[bitcoin-dev] Committed bloom filters for improved wallet performance and SPV security

bfd at cock.lu bfd at cock.lu
Fri Jan 6 02:15:26 UTC 2017


With a credit card you have an institution worth billions of dollars
asserting that a payment has been made, with the option that it may be
retracted under special circumstances by the card issuer.

Unconfirmed Bitcoin transactions with a SPV client has you trusting
that the un-authenticated DNS seed lookup has not been tampered with,
the connection to the random node that you connect to has not been
tampered with, and that the seed nor the node are attempting to
manipulate you.

The two scenarios aren’t even remotely comparable.

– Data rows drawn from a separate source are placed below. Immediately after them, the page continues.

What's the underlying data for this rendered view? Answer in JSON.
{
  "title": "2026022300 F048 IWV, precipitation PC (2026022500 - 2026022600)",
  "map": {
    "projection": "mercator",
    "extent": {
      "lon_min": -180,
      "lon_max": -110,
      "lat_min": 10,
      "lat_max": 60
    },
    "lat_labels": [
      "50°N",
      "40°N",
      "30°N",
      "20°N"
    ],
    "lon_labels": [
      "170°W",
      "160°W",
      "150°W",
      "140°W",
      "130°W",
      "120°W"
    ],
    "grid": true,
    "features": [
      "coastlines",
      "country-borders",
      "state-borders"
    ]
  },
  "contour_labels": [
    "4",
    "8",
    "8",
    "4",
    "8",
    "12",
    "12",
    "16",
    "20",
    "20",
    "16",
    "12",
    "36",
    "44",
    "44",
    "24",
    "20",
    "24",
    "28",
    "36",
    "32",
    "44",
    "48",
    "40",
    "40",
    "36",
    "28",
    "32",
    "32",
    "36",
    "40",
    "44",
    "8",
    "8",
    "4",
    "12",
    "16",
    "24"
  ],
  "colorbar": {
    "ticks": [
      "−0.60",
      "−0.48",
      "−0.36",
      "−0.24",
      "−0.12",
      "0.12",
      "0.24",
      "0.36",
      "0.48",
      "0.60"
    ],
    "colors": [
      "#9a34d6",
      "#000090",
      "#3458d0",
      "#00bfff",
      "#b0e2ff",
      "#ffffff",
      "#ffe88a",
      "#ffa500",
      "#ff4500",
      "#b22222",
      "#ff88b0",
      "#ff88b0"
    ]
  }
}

On 2017-01-04 00:56, Aaron Voisine wrote:
> It's easy enough to mark a transaction as "pending". People with bank
> accounts are familiar with the concept.
> 
> Although the risk of accepting gossip information from multiple random
> peers, in the case where the sender does not control the receivers
> network is still minimal. Random node operators have no incentive to
> send fake transactions, and would need to control all the nodes a
> client connects to, and find a non-false-positive address belonging to
> the victims wallet.
> 
> It's not impossible, but it's non trivial, would only temporarily show
> a pending transaction, and provide no benefit to the node operator.
> There are much juicier targets for an attacker with the ability to
> sybil attack the entire bitcoin p2p network.
> 
> Aaron
> 
> On Tue, Jan 3, 2017 at 11:47 PM Jonas Schnelli <dev at jonasschnelli.ch>
> wrote:
> 
>> Hi
>> 
>>> Unconfirmed transactions are incredibly important for real world
>> use.
>> 
>>> Merchants for instance are willing to accept credit card payments
>> of
>> 
>>> thousands of dollars and ship the goods despite the fact that the
>> 
>>> transaction can be reversed up to 60 days later. There is a very
>> large
>> 
>>> cost to losing the ability to have instant transactions in many or
>> 
>>> even most situations. This cost is typically well above the fraud
>> risk.
>> 
>>> 
>> 
>>> It's important to recognize that bitcoin serves a wide variety of
>> use
>> 
>>> cases with different profiles for time sensitivity and fraud risk.
>> 
>>> 
>> 
>> I agree that unconfirmed transactions are incredibly important, but
>> not
>> 
>> over SPV against random peers.
>> 
>> If you offer users/merchants a feature (SPV 0-conf against random
>> 
>> peers), that is fundamentally insecure, it will – sooner or later
>> – lead
>> 
>> to some large scale fiasco, hurting Bitcoins reputation and trust
>> from
>> 
>> merchants.
>> 
>> Merchants using and trusting 0-conf SPV transactions (retrieved from
>> 
>> random peers) is something we should **really eliminate** through
>> 
>> education and by offering different solution.
>> 
>> There are plenty, more sane options. If you can't run your own
>> full-node
>> 
>> as a merchant (trivial), maybe co-use a wallet-service with
>> centralized
>> 
>> verification (maybe use two of them), I guess Copay would be one of
>> 
>> those wallets (as an example). Use them in watch-only mode.
>> 
>> For end-users SPV software, I think it would be recommended to...
>> 
>> ... disable unconfirmed transactions during SPV against random peers
>> 
>> ... enable unconfirmed transactions when using SPV against a trusted
>> 
>> peer with preshared keys after BIP150
>> 
>> ... if unconfirmed transactions are disabled, show how it can be
>> enabled
>> 
>> (how to run a full-node [in a box, etc.])
>> 
>> ... educate, inform users that a transaction with no confirmation
>> can be
>> 
>> "stopped" or "redirected" any time, also inform about the risks
>> during
>> 
>> low-conf phase (1-5).
>> 
>> I though see the point that it's nice to make use of the "incoming
>> 
>> funds..." feature in SPV wallets. But – for the sake of stability
>> and
>> 
>> (risk-)scaling – we may want to recommend to scarify this feature
>> and –
>> 
>> in the same turn – to use privacy-preserving BFD's.